Since Aug. 15, the nonprofit has raised nearly $100,000, and more than 700 people have offered to donate their time to the NSC, one of two local groups helping to resettle those fleeing Afghanistan.
“It just gives you an indication of the incredible generosity of Philadelphians,” said Margaret O’Sullivan, the organization’s executive director. “When times are tough, Philadelphians step up for people in need. They always have.”
City residents, along with HIAS Pennsylvania and the NSC, are organizing a massive effort to welcome the evacuees, some of whom began arriving Saturday at Philadelphia International Airport, one of two airports in the nation serving as entry points.
“We don’t have a lot of information about whether or not we will receive a lot of people at once, or if they’ll come slowly over time,” O’Sullivan told Metro. “So we have really just been getting our capacity ready and our board ready and our staff ready to convert to a large scale operation.”
NSC has told federal officials that it is prepared to resettle at least 200 people initially in the Philadelphia region, she added.
Since the Taliban took control of the country earlier this month, there has been a mad rush to remove U.S. citizens, allies and vulnerable Afghans, particularly since a suicide bomb attack last week killed 13 American troops and dozens of civilians.
Nearly 3,000 people were evacuated through flights out of Kabul from early Saturday morning to early Sunday, according to the White House.
Just over 500 evacuees arrived in Philadelphia on Saturday, and Mayor Jim Kenney’s administration said Sunday afternoon that hundreds more were expected to land later in the day.
Not all of the Afghans passing through the airport are expected to remain in the Philadelphia region.
They are being met in an airport terminal by volunteers offering culturally-appropriate meals, stuffed animals for children, diapers and hygiene products, city officials said.
Evacuees are also being tested for the coronavirus and given the opportunity to receive a COVID-19 vaccine.
“I’m very pleased with the high level of coordination occurring at PHL Airport to best welcome Afghan evacuees into our country,” Kenney said in a statement Sunday. “We anticipate this operation picking up speed in the coming days and appreciate the public’s support by way of volunteering and donating in the recommended ways.”
The Mayor’s Office said there is a need for people who speak Dari, Pashto, Urdu or Farsi to serve as translators.
Anyone who is interested must sign up for the Philadelphia Medical Reserve Corps by going to www.serv.pa.gov and picking “Medical Reserve Corps Organizations” from the drop down menu and then “Philadelphia MRC.”
U.S. citizens and permanent residents, as well as those who have been approved for a Special Immigration Visa, can leave from the airport and begin working with organizations to get settled.
Others, including people with incomplete paperwork or those applying for humanitarian parole, are given the opportunity to go to Joint Base McGuire-Dix-Lakehurst in Burlington County, New Jersey.

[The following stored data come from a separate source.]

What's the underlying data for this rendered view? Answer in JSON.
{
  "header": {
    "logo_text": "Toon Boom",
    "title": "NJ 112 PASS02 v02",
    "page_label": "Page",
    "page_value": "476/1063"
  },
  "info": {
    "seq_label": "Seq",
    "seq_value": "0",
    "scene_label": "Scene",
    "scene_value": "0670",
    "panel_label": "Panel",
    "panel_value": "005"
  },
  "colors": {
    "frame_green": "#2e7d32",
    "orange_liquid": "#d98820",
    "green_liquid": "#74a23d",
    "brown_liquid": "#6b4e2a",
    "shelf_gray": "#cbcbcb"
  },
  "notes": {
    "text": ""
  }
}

At the base, they can get medical screening, other vaccinations and speak with federal workers to apply for immigration status and work authorization, a spokesperson for the U.S. Department of Homeland Security said.
Such procedures, in normal circumstances, would usually take place in the person’s home country. The evacuees were screened and vetted for security purposes before being cleared to enter the country, the spokesperson said.

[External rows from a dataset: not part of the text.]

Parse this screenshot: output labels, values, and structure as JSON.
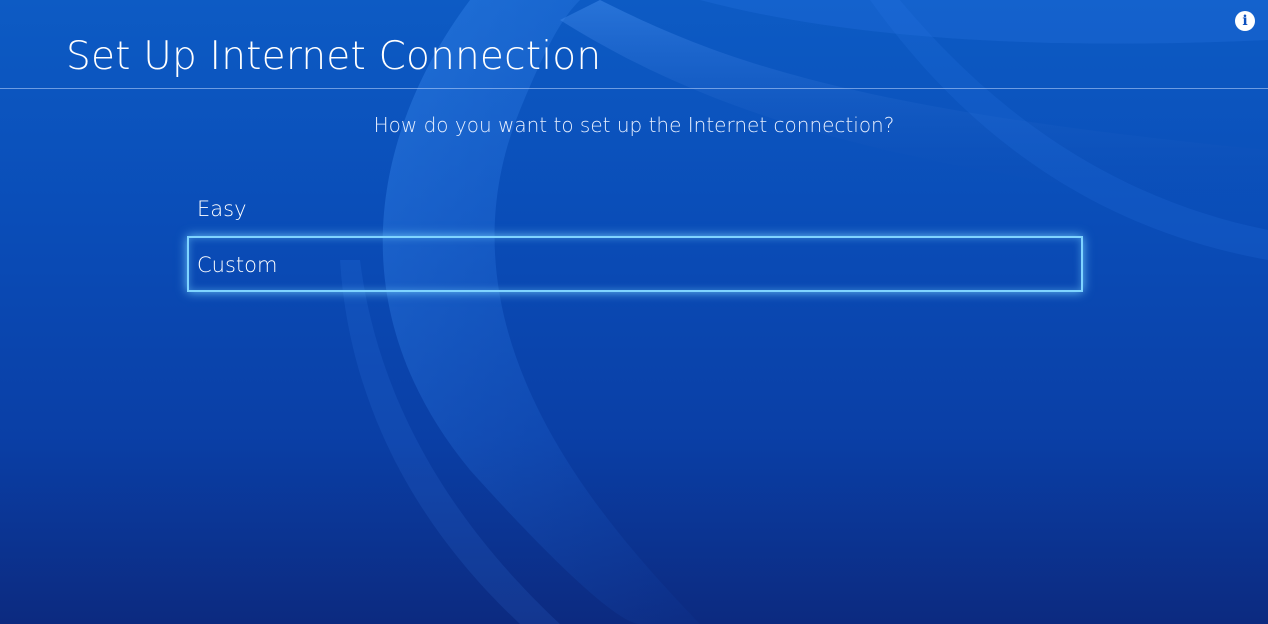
{
  "header": {
    "title": "Set Up Internet Connection",
    "info_icon": "info-icon"
  },
  "main": {
    "question": "How do you want to set up the Internet connection?",
    "options": [
      {
        "label": "Easy",
        "focused": false
      },
      {
        "label": "Custom",
        "focused": true
      }
    ]
  },
  "colors": {
    "background_top": "#0d5bc4",
    "background_bottom": "#0c2a80",
    "focus_border": "#7fd4ff"
  }
}
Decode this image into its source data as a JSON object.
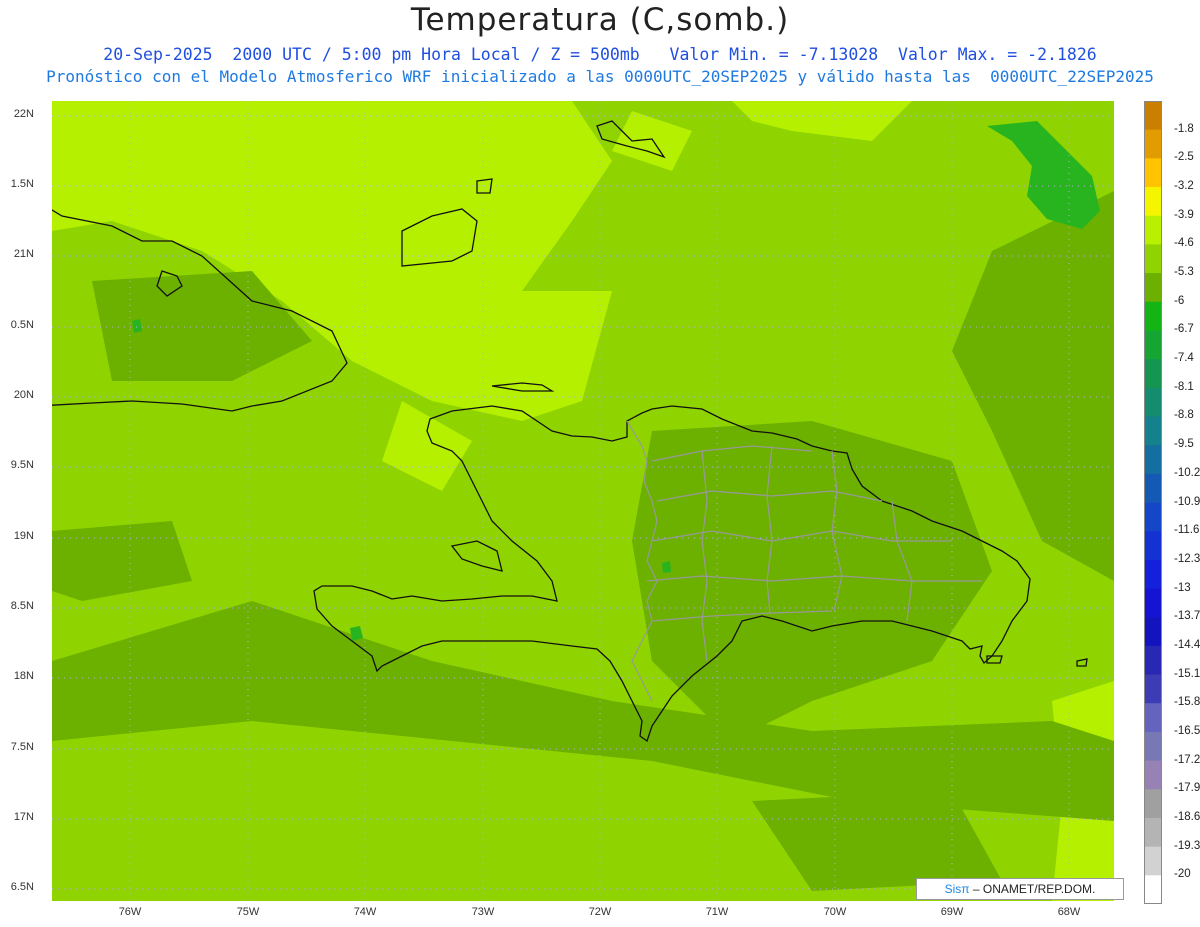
{
  "title": "Temperatura (C,somb.)",
  "subtitle1": "20-Sep-2025  2000 UTC / 5:00 pm Hora Local / Z = 500mb   Valor Min. = -7.13028  Valor Max. = -2.1826",
  "subtitle2": "Pronóstico con el Modelo Atmosferico WRF inicializado a las 0000UTC_20SEP2025 y válido hasta las  0000UTC_22SEP2025",
  "lat_labels": [
    "22N",
    "1.5N",
    "21N",
    "0.5N",
    "20N",
    "9.5N",
    "19N",
    "8.5N",
    "18N",
    "7.5N",
    "17N",
    "6.5N"
  ],
  "lon_labels": [
    "76W",
    "75W",
    "74W",
    "73W",
    "72W",
    "71W",
    "70W",
    "69W",
    "68W"
  ],
  "colorbar": {
    "labels": [
      "-1.8",
      "-2.5",
      "-3.2",
      "-3.9",
      "-4.6",
      "-5.3",
      "-6",
      "-6.7",
      "-7.4",
      "-8.1",
      "-8.8",
      "-9.5",
      "-10.2",
      "-10.9",
      "-11.6",
      "-12.3",
      "-13",
      "-13.7",
      "-14.4",
      "-15.1",
      "-15.8",
      "-16.5",
      "-17.2",
      "-17.9",
      "-18.6",
      "-19.3",
      "-20"
    ],
    "colors": [
      "#c98000",
      "#e09c00",
      "#ffc300",
      "#f5f500",
      "#b9f000",
      "#8fd400",
      "#6cb000",
      "#14b414",
      "#14a532",
      "#149650",
      "#148c6e",
      "#14828c",
      "#146ea0",
      "#145ab4",
      "#1446c8",
      "#1432d2",
      "#1420dc",
      "#1414d2",
      "#1414be",
      "#2828b4",
      "#3c3cb4",
      "#6464be",
      "#7878b4",
      "#9682b4",
      "#a0a0a0",
      "#b4b4b4",
      "#d2d2d2",
      "#ffffff"
    ]
  },
  "field_colors": {
    "base": "#8fd400",
    "warm": "#b4f000",
    "cool": "#6cb000",
    "cold": "#28b41e"
  },
  "credit": {
    "brand": "Sisπ",
    "text": "– ONAMET/REP.DOM."
  }
}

The United States Coast Guard Atlantic Strike Team, which is based at Fort Dix, has put out a call for clothing, baby items, towels, feminine products, blankets, shoes and toys for the Afghans staying at the base.

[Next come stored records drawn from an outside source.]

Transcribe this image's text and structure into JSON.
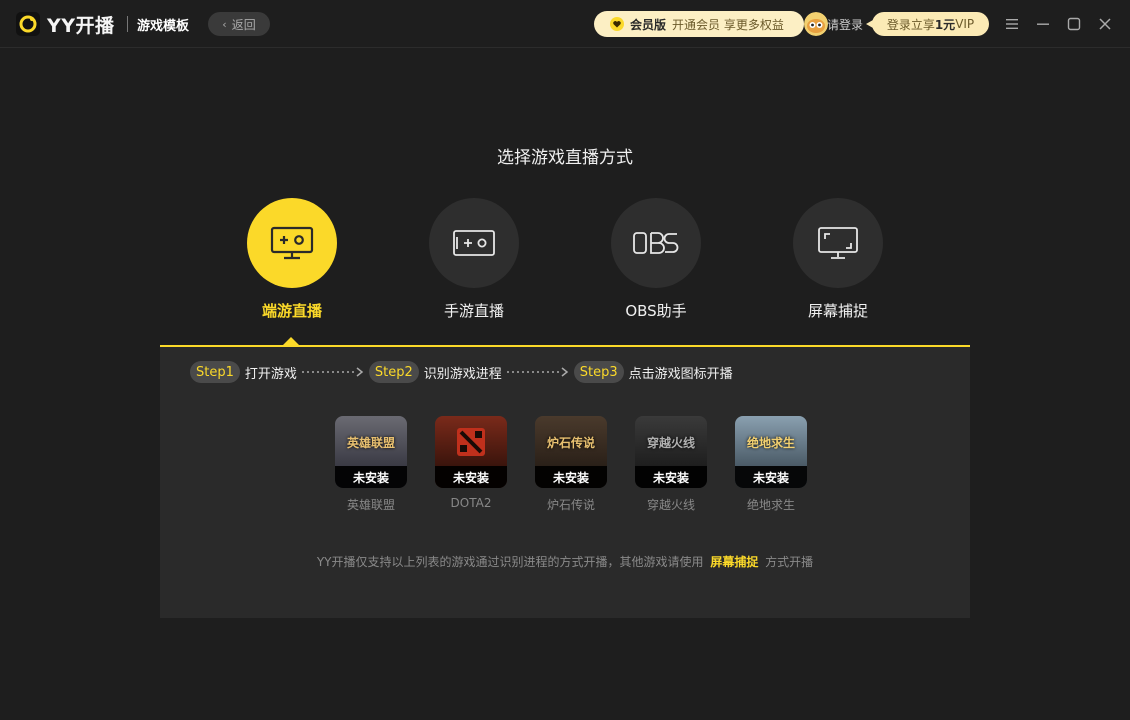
{
  "header": {
    "brand": "YY开播",
    "section_title": "游戏模板",
    "back_label": "返回",
    "vip": {
      "title": "会员版",
      "desc": "开通会员 享更多权益"
    },
    "login_text": "请登录",
    "promo": {
      "prefix": "登录立享",
      "highlight": "1元",
      "suffix": "VIP"
    }
  },
  "main": {
    "title": "选择游戏直播方式",
    "modes": [
      {
        "label": "端游直播",
        "icon": "pc-game-icon",
        "active": true
      },
      {
        "label": "手游直播",
        "icon": "mobile-game-icon",
        "active": false
      },
      {
        "label": "OBS助手",
        "icon": "obs-icon",
        "active": false
      },
      {
        "label": "屏幕捕捉",
        "icon": "screen-capture-icon",
        "active": false
      }
    ],
    "steps": [
      {
        "badge": "Step1",
        "text": "打开游戏"
      },
      {
        "badge": "Step2",
        "text": "识别游戏进程"
      },
      {
        "badge": "Step3",
        "text": "点击游戏图标开播"
      }
    ],
    "games": [
      {
        "name": "英雄联盟",
        "status": "未安装",
        "art": "英雄联盟",
        "color": "#4a4a52"
      },
      {
        "name": "DOTA2",
        "status": "未安装",
        "art": "",
        "color": "#5a2418"
      },
      {
        "name": "炉石传说",
        "status": "未安装",
        "art": "炉石传说",
        "color": "#3a2e24"
      },
      {
        "name": "穿越火线",
        "status": "未安装",
        "art": "穿越火线",
        "color": "#2c2c2c"
      },
      {
        "name": "绝地求生",
        "status": "未安装",
        "art": "绝地求生",
        "color": "#5a6a78"
      }
    ],
    "note": {
      "prefix": "YY开播仅支持以上列表的游戏通过识别进程的方式开播，其他游戏请使用",
      "highlight": "屏幕捕捉",
      "suffix": "方式开播"
    },
    "accent_color": "#fbd929"
  }
}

NSC is planning outreach to landlords, particularly near existing Afghan communities in Oxford Circle and Mayfair, to secure housing for the evacuees, O’Sullivan said. For those who do remain in the area, NSC will help orient them to the city.
“Resettling from a country you never wanted to leave is the hardest thing anyone could do,” O’Sullivan added. “Some come from outer provinces – more rural areas – and sometimes it’s about helping them to navigate things like SEPTA and the post office and all of it.”
HIAS Pennsylvania is looking for volunteers, donations, employers who are hiring, and realtors and landlords willing to help.
Gift cards are especially necessary, O’Sullivan said, because the evacuees will need clothes, kitchen items and nearly all household essentials. The NSC has also put together an Amazon Wish List.
“They’re things we can give a family and hand to them and have them make choices immediately about what they want,” O’Sullivan said. “It’s important when people have been so traumatized to give them some decision points to encourage agency over the situation.”